Periods are a pain – calling them “shark week” or hiding tampons up your sleeve won’t help with that. But there is something that might: a Student Government initiative that would put free pads and tampons in bathrooms across campus.

As a university, we ought to support this initiative, not just for what it does but for what it stands for.

Being caught off guard in the bathroom isn’t just embarrassing – it’s inhibitive. Without backup in the form of a friend (or a friendly stranger), makeshift solutions like rolled-up toilet paper must suffice, further adding to the discomfort of a lousy situation. That is, unless your outfit is already ruined, forcing you to run back home and find an old pair of pants that fit before you can head to work, class or that big presentation.

This is an issue of self-care as well as public health. How can we, as a university, even begin to embrace equality if half of our population deals with this dreaded song and dance, even if once in a while?

In addition to serving a practical purpose, the SG initiative also aims to normalize something that, even in 2018, is shrouded in secrecy. We call tampons and pads “feminine products,” not only falsely equating menstruation to femininity but writing off these items as “other” – something only women ought to worry about, as if basic hygiene isn’t a universal goal.

Furthermore, euphemisms we’re exposed to since childhood – “lady troubles,” a “special friend” – sugarcoat the reality of menstruation and send a loud, clear message to those who experience it: Don’t be specific, don’t be graphic and by all means don’t talk honestly about what’s going on “down there,” in your body. This kind of vague terminology sets the stage for the disconnect many young girls and women feel from their bodies.

In adulthood, the period grows to be less embarrassing (when others outgrow the “Are you PMSing?” phase), but that initial shame never really goes away. Forty-two percent of women have felt shamed for having their period, according to underwear company Thinx. Many will go out of their way to get tampons and pads from point A to point bathroom, tucking tampons into sleeves, or toting entire backpacks along with them to hide the products inside.

There’s nothing wrong or remotely graphic about carrying a pad or tampon to the bathroom, yet videos showing girls how to hollow out hairspray cans and candy boxes to turn into incognito carriers garner millions of views.
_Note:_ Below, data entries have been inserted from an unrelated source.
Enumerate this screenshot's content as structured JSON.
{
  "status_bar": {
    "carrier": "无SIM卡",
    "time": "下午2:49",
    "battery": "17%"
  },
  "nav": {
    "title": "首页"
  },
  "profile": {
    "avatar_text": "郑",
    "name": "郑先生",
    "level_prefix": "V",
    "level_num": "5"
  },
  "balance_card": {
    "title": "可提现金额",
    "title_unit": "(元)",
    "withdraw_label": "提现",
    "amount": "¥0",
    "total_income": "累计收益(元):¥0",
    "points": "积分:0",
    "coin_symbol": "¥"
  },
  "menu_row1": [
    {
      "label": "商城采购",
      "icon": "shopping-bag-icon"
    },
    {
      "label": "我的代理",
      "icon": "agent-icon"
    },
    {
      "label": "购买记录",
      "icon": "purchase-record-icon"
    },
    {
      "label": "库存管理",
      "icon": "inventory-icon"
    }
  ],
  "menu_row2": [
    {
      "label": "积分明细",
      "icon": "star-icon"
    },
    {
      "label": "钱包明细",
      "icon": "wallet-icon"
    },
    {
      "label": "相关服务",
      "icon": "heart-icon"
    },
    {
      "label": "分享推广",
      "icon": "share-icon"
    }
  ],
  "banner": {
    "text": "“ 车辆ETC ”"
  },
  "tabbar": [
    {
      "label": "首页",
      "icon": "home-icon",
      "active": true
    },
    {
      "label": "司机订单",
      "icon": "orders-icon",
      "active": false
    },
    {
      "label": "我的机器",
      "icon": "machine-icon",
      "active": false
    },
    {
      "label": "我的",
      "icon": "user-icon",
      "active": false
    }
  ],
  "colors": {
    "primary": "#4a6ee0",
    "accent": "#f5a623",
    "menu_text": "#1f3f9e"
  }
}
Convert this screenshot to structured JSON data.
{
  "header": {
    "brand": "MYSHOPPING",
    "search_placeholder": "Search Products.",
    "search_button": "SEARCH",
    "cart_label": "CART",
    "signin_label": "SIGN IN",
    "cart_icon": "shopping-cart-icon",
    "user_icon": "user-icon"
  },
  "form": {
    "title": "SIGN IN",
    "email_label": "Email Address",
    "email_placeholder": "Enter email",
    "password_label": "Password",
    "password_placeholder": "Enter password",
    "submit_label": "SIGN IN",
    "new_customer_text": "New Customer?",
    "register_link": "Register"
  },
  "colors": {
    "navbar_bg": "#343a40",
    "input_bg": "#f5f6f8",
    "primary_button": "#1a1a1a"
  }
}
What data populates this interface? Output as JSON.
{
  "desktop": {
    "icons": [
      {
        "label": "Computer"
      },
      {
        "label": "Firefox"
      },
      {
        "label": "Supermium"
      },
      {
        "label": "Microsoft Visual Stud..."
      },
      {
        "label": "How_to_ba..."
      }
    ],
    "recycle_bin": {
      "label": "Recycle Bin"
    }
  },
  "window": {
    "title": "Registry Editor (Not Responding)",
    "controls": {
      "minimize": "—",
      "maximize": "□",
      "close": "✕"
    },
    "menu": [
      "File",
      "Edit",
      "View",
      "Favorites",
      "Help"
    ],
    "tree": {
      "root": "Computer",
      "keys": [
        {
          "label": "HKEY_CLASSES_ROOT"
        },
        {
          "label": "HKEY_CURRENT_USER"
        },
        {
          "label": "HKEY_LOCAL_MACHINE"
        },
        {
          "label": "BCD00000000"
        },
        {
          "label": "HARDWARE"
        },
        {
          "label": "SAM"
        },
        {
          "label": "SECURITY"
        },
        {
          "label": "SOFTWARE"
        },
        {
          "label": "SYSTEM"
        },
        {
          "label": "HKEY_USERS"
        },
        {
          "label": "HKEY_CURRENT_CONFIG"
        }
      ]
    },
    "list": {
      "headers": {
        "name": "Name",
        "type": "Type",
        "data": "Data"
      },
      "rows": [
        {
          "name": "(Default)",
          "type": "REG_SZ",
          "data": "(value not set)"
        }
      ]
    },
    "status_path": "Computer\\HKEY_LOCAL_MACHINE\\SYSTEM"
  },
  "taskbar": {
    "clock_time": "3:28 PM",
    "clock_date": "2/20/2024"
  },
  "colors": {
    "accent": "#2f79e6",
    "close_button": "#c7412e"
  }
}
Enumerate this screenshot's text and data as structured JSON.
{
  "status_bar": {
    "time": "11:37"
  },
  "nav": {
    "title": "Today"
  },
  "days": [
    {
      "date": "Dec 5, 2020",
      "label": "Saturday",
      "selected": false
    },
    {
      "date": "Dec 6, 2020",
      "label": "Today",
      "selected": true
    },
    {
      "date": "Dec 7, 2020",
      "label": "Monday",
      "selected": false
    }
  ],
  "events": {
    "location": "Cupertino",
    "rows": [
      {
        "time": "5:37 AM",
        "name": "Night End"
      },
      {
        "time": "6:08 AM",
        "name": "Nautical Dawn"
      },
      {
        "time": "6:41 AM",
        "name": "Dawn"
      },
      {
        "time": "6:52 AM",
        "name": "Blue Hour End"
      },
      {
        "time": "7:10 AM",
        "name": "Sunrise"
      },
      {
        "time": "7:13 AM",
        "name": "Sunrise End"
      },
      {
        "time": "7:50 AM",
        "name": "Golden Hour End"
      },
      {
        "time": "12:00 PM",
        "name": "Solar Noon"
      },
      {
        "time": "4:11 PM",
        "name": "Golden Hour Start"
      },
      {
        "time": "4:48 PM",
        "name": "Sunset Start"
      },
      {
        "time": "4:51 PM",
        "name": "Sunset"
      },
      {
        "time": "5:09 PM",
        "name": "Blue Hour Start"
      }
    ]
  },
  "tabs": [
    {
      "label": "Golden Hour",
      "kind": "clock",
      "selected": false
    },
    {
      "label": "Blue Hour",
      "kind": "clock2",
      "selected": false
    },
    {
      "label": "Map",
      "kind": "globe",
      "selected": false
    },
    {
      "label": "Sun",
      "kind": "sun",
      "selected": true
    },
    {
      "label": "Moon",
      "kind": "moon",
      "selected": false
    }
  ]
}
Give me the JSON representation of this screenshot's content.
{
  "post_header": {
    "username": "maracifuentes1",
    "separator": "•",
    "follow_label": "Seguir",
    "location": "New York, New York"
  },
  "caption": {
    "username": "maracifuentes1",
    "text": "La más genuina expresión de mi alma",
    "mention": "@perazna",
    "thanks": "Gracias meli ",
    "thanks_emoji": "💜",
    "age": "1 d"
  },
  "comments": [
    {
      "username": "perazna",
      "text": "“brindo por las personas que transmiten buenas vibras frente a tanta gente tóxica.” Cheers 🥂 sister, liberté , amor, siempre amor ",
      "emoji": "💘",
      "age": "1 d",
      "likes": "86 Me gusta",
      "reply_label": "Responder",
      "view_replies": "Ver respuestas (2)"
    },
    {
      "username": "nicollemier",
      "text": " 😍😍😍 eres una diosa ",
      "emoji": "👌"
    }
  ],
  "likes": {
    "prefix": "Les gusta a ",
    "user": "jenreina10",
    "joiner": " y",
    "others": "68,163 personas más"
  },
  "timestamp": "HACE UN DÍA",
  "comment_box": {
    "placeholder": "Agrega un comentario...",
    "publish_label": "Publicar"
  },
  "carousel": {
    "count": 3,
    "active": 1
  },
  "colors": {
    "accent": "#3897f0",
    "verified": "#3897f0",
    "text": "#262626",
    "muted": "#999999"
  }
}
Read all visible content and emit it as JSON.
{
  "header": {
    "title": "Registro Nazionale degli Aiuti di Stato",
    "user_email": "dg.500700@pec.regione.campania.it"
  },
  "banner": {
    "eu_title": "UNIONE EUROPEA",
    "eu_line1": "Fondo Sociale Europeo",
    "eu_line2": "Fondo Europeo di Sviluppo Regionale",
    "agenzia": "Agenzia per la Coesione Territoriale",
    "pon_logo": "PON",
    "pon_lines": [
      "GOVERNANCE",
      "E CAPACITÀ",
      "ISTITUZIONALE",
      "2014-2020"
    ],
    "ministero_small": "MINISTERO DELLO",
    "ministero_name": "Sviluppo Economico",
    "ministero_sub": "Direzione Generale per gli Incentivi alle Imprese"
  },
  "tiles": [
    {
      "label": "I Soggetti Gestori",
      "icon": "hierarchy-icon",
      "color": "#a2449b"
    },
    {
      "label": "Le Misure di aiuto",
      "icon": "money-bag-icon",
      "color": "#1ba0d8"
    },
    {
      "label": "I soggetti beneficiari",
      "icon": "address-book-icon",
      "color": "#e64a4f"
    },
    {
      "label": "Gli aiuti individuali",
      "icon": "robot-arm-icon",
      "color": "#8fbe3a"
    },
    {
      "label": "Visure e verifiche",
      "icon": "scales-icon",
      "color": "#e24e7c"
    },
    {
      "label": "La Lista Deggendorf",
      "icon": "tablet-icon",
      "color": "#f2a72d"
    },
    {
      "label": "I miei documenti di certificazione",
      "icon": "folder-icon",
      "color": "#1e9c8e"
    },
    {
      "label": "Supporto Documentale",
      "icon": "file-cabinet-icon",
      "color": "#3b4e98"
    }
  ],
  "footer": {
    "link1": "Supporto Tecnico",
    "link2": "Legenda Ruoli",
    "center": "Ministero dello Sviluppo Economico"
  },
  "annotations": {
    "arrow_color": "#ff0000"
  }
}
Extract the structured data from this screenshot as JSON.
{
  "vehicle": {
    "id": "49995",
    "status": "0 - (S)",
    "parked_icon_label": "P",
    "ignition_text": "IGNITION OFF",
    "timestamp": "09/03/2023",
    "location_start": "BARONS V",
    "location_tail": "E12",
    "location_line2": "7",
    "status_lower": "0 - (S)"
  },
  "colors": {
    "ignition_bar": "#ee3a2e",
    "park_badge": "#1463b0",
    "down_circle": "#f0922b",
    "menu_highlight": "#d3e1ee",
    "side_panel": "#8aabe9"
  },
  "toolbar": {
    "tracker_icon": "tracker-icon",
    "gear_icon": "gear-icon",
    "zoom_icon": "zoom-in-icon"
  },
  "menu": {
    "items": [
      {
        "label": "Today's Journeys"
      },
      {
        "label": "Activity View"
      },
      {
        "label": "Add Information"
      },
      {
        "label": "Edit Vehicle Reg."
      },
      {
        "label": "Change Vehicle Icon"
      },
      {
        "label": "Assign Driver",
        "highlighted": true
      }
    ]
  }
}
So if you don’t have a period and have never really noticed others dealing with theirs, well, that’s by design.

Of course, these problems barely scrape the surface of how a period can negatively affect and even debilitate a person, or how access to essentials like pads and tampons can positively affect them.

Condoms are offered for free around campus – as they should be – but if we can fund resources for safe sex, surely we can fund the bare-bones solution to a sometimes burdensome situation faced by more than half of the school.

Maybe, though, it’s more about the message than the actual usage. If a bowl of condoms reinforces the idea of practicing safe sex every time you see it, then perhaps free, readily accessible pads and tampons in university bathrooms can impart a spirit of empathy – a message that we care for our community, that we want to make living, learning and working here more comfortable for all.

If nothing else, let this initiative compel you to care for the community in similar ways. You don’t need to have a period to help those who do. Follow the lead of organizations like Girl Up UMiami, which recently collected period essentials for Miami Rescue Mission. Or donate to #HappyPeriod, a Los Angeles-born initiative devoted to bringing these products to homeless or impoverished communities (including teens, veterans and people who are non-binary). And like those, there are many organizations working to provide hygiene products to those who cannot afford them.

And we shouldn’t stop there. In addition to filling out SG’s surveys on the period initiative, let’s seek out ways to make campus bathrooms better and more informative. Bathroom signage that talks about mental health or “It’s On Us” resources can help turn these spaces of vulnerability into centers of empowerment, where people feel equipped to help themselves and help others.

A lot of good can come from these little boxes of period products – we just need to keep up the commotion.

Disclaimer: The editor-in-chief of The Miami Hurricane is on the executive board of Girl Up UMiami. Editorials represent the majority view of The Miami Hurricane editorial board.